栗色头发的少年和长相甜美的女孩子从外面走进来,他俩有些怯怯地看着海森堡,不约而同地站在顾辰的身后。
“这两个人,一个是街头惯犯,一个是黑道的杀手。据他们两人供述,是你雇佣他们偷窃安澜的资料,并杀害他的。对吗?”
海森堡见这两人出卖自己,气的火冒三丈,其实他并没有打算真的杀死安澜,只不过是想教训他一顿。但是听见顾辰这样问,又是气恼又是心虚:“是又怎么样!这小子陷害我,我杀他都不解恨。”说着,把桌子上的茶杯重重地摔在地上,又对那两个打手说:“傻站着干什么!滚出去!”
两个打手急忙出去。顾辰在心里舒了一口气,海森堡虽然嚣张,但是毕竟顾忌父亲的名声,如此举动,说明今天是打算绕过安澜了。顾辰随即命令两个少年也出去。
房间里只剩下他们三个人,安澜意识昏沉,踉踉跄跄地跟在顾辰身后。
海森堡的怒气微微平复,冲顾辰抱怨道:“上次那一船货物的事情,根本就是这个人在捣鬼,总部竟然要处分我!我本来和父亲保证过,要在中国做出一番事业,结果去了不到一个月,就被赶回来了!”
顾辰深知海森堡的脾气,和这种人讲道理是没用的,于是安抚道:“出了那么大的事情,总要找出一个人负责,不然董事会没办法跟股东交代。公司一向都是如此行事的。”
“你明知道是他捣的鬼,不但不惩罚他,还处处帮他!”海森堡瞪着他,冷笑着说:“我明白了,早就听说你和你太太感情不和……”
顾辰见他越说越不像话,不想理他,说了声告辞,就要带安澜走。
“站住。”海森堡叫住他:“你这么护着他,我也没办法。不过至少他要对我道歉吧。”
顾辰不想节外生枝,于是拍拍安澜的脸,让他清醒一些,轻声说:“安澜,向海森堡道歉。”

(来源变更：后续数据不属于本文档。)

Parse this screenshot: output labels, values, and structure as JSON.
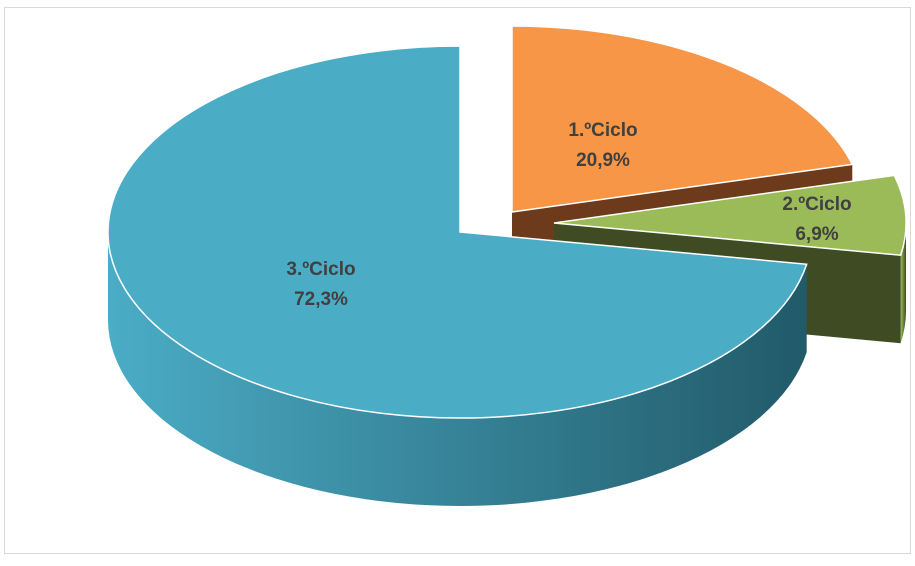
{
  "chart_data": {
    "type": "pie",
    "title": "",
    "categories": [
      "1.ºCiclo",
      "2.ºCiclo",
      "3.ºCiclo"
    ],
    "values": [
      20.9,
      6.9,
      72.3
    ],
    "percent_labels": [
      "20,9%",
      "6,9%",
      "72,3%"
    ],
    "colors": [
      "#F79646",
      "#9BBB59",
      "#4BACC6"
    ],
    "side_colors": [
      "#6E3A1C",
      "#3F4C23",
      "#215A69"
    ],
    "exploded": [
      "1.ºCiclo",
      "2.ºCiclo"
    ],
    "style": "3d",
    "legend": "none"
  }
}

安澜虽然身体虚弱,但是脑子是清醒的,刚才也一直在听两人的谈话,听到顾辰让他道歉,安澜当即站直了身板,板着脸说:“不可能!”
海森堡脸色一变,又要发火。
顾辰松开扶着安澜的手,严厉地说:“这件事情因你而起,快向海森堡道歉。”
安澜摇头,轻声而坚决地说:“不可能。”说着,身体一软,伸手去扶顾辰。
顾辰避开他,冷淡地说:“很好,没想到你这么硬气,看来是不需要我救了。”说罢扔下他就要走。
安澜现在的状况,离开顾辰恐怕连路都走不稳,他一时情急,叫了一声:“顾辰。”
顾辰没搭理他,安澜只好转向海森堡,咬着牙,委委屈屈地说:“对不起了,海森堡。”
海森堡冷哼一声,勉为其难地接受。
顾辰听见他道歉,忙回身搀扶住他,带他离开。
顾辰的汽车停在楼下,他把安澜扶到后排的车椅上,安澜喝了许多掺了药的烈性酒,此刻全身发抖,很不舒服。顾辰把他平放在椅子上,又脱了外衣给他盖上。不料安澜一把甩开他的衣服,大声喊:“我又没做错什么!是他自己太蠢,我凭什么要道歉!”
顾辰没办法,只好不理他,坐到驾驶位上发动车子。
安澜越想越觉得委屈,捡起顾辰的衣服,试图撕成两半:“你真没用!”车子忽然发动,安澜身体不稳,一骨碌钻进车座底下去了。顾辰调整了一下后视镜,问他:“没事吧?”
安澜从地上爬起来,捂嘴巴委屈地说:“好疼啊。”他给顾辰看自己的嘴巴,红嘟嘟的嘴唇被磕破了一点皮。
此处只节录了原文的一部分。